Canada and Australia are examples of countries that impose departure taxes. The departure tax is based on gains that accrued while the person was a tax resident of the country. In practice, for Australia and Canada, this means that the departure tax is payable only on gains that accrued while the person was living in the country.
The United States imposes an exit tax that is triggered by renouncing U.S. citizenship. In practice, this primarily affects U.S. citizens who are living in other countries. Hence, the United States exit tax is paid primarily on gains accrued when the person was not living in the United States but was living in another country. Before you rush to apply for the U.S. EB-5 program, understand that the United States also imposes exit taxes on green card holders who are long-term residents, meaning that they have been permanent residents for eight of the last 15 years.

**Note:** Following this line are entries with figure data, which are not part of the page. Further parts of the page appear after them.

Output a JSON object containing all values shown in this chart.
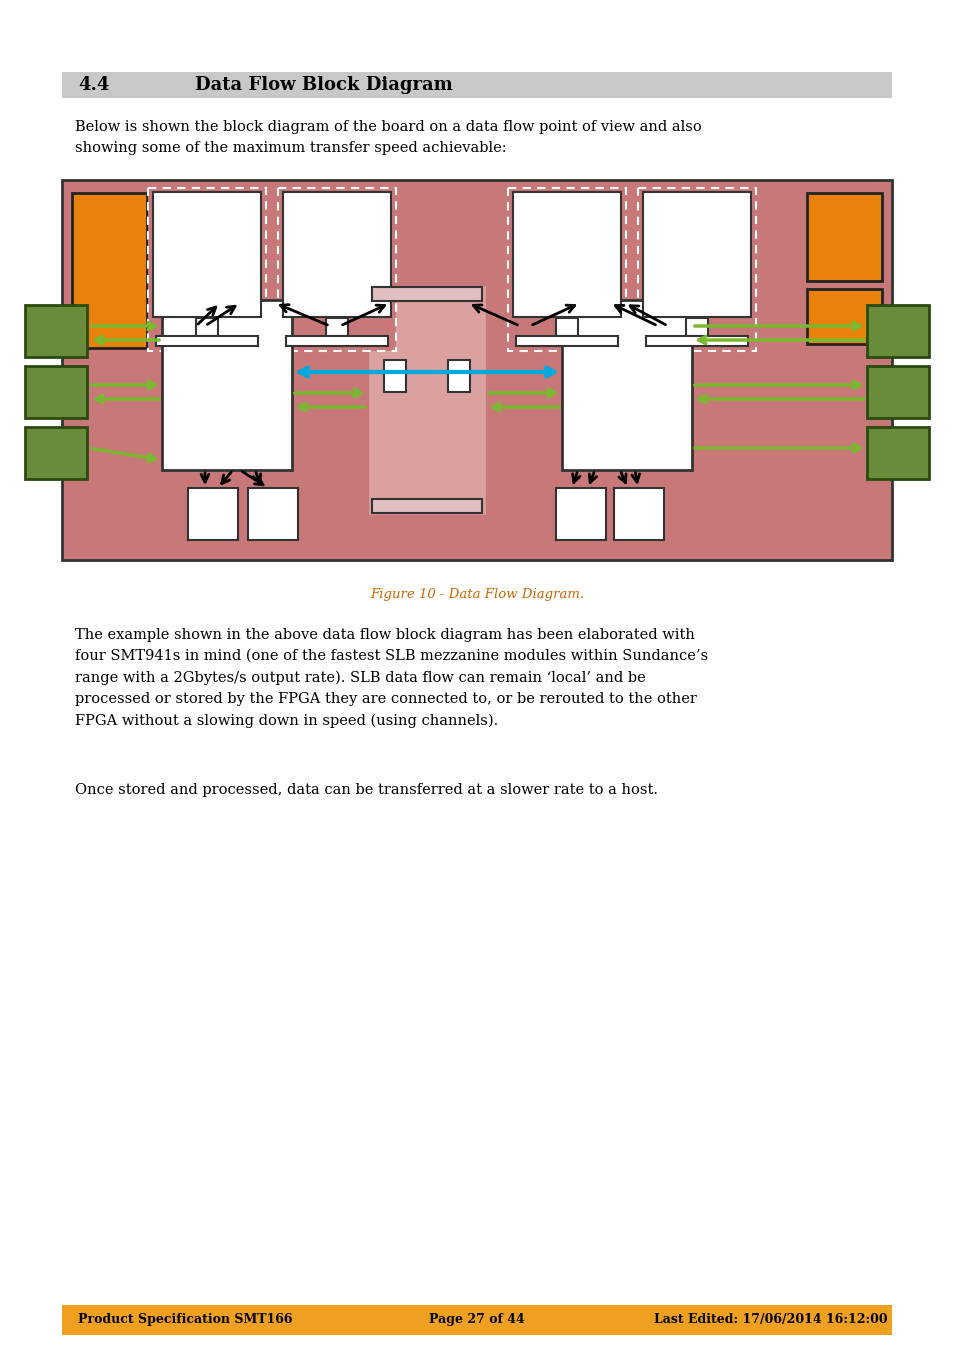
{
  "page_bg": "#ffffff",
  "header_bg": "#c8c8c8",
  "header_number": "4.4",
  "header_title": "Data Flow Block Diagram",
  "intro_text": "Below is shown the block diagram of the board on a data flow point of view and also\nshowing some of the maximum transfer speed achievable:",
  "diagram_bg": "#c87878",
  "diagram_border": "#333333",
  "orange_color": "#e8820a",
  "green_color": "#6a8c3a",
  "white_box": "#ffffff",
  "light_pink": "#dba0a0",
  "blue_arrow": "#00aadd",
  "green_arrow": "#7ab830",
  "black_arrow": "#000000",
  "caption": "Figure 10 - Data Flow Diagram.",
  "caption_color": "#cc6600",
  "body_text1": "The example shown in the above data flow block diagram has been elaborated with\nfour SMT941s in mind (one of the fastest SLB mezzanine modules within Sundance’s\nrange with a 2Gbytes/s output rate). SLB data flow can remain ‘local’ and be\nprocessed or stored by the FPGA they are connected to, or be rerouted to the other\nFPGA without a slowing down in speed (using channels).",
  "body_text2": "Once stored and processed, data can be transferred at a slower rate to a host.",
  "footer_bg": "#f0a020",
  "footer_left": "Product Specification SMT166",
  "footer_center": "Page 27 of 44",
  "footer_right": "Last Edited: 17/06/2014 16:12:00"
}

Point 7: Be aware that departure taxes create the possibility of double taxation
Departure and exit taxes have the potential to subject an individual to double taxation. For example, an asset can be subject to a deemed capital gains tax when one severs tax residency with one country and could later be subject to an actual capital gains tax when the person is a tax resident of another country.

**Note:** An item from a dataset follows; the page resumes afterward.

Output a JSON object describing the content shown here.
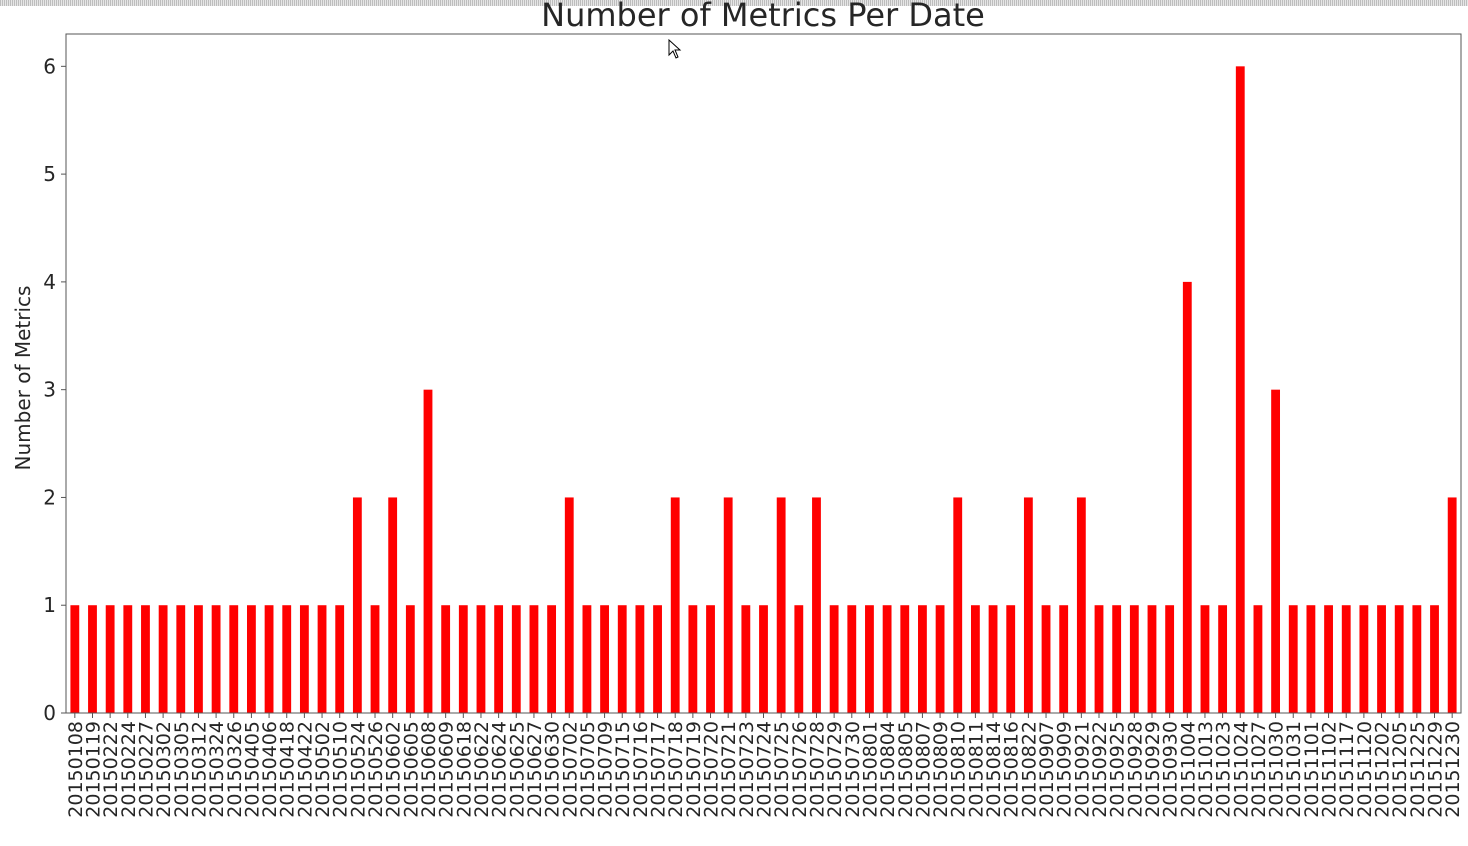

It is becoming increasingly common for tax treaties to provide relief against this kind of double taxation.
Point 8: Investigate how tax treaties might be used to mitigate the impact of exit/departure taxes
This is a complex topic that is addressed by an increasing number of tax treaties. The general principle is that the individual should not be taxed twice on the same gain. Double taxation may be prevented when the individual moves from one country to another country and the two countries have a tax treaty with each other. The treaty may operate so that if the first country imposes a deemed capital gains tax on an asset, the second country would impose a capital gains tax based only on the gain that accrued when the person was a tax resident of the second country. An example of this kind of “departure tax mitigation provision” is in Article VII of the Canada-U.S. tax treaty. As global mobility increases, the number of departure tax mitigation provisions is also sure to increase.

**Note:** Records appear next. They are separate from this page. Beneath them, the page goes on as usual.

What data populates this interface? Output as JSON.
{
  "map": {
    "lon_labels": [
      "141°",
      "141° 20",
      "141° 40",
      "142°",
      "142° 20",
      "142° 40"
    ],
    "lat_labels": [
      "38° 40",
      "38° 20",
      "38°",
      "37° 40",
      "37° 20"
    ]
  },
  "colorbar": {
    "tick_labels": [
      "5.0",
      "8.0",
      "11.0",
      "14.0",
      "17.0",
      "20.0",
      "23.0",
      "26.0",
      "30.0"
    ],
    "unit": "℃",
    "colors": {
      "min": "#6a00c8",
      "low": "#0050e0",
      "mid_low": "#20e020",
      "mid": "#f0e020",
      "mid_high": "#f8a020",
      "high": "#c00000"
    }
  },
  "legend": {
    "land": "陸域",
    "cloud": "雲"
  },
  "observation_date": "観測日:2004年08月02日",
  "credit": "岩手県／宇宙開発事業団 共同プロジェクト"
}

Point 9: Engage in pre-immigration planning
If you acquire tax residency in a new country, your existing assets may become “foreign assets.” How will those assets be taxed by the new country? Many people move to a new country and leave assets (financial and other) in the old country. From the perspective of the new country, any assets retained in the old country will be considered foreign. Many countries, the United States in particular, impose punitive reporting and taxation on foreign assets. This comes as a surprise to a great many people.
Point 10: Understand your life as a new tax resident
What are the reporting requirements that may exist? Few people move to a new country and sever all ties with their previous home country. Often, they will retain bank and brokerage accounts. They may retain pensions and may have trusts. Some people own shares in small business corporations. You must investigate what reporting requirements may exist. The United States and Canada are examples of countries that have strict penalty-laden rules that require one to report all foreign assets.
To be forewarned is to be forearmed
In a world of global mobility, you are advised to invest in sound tax advice before your move while you are living in your new country and when you decide to move from that new country. It’s not what good advice will cost you; It’s what good advice will save you.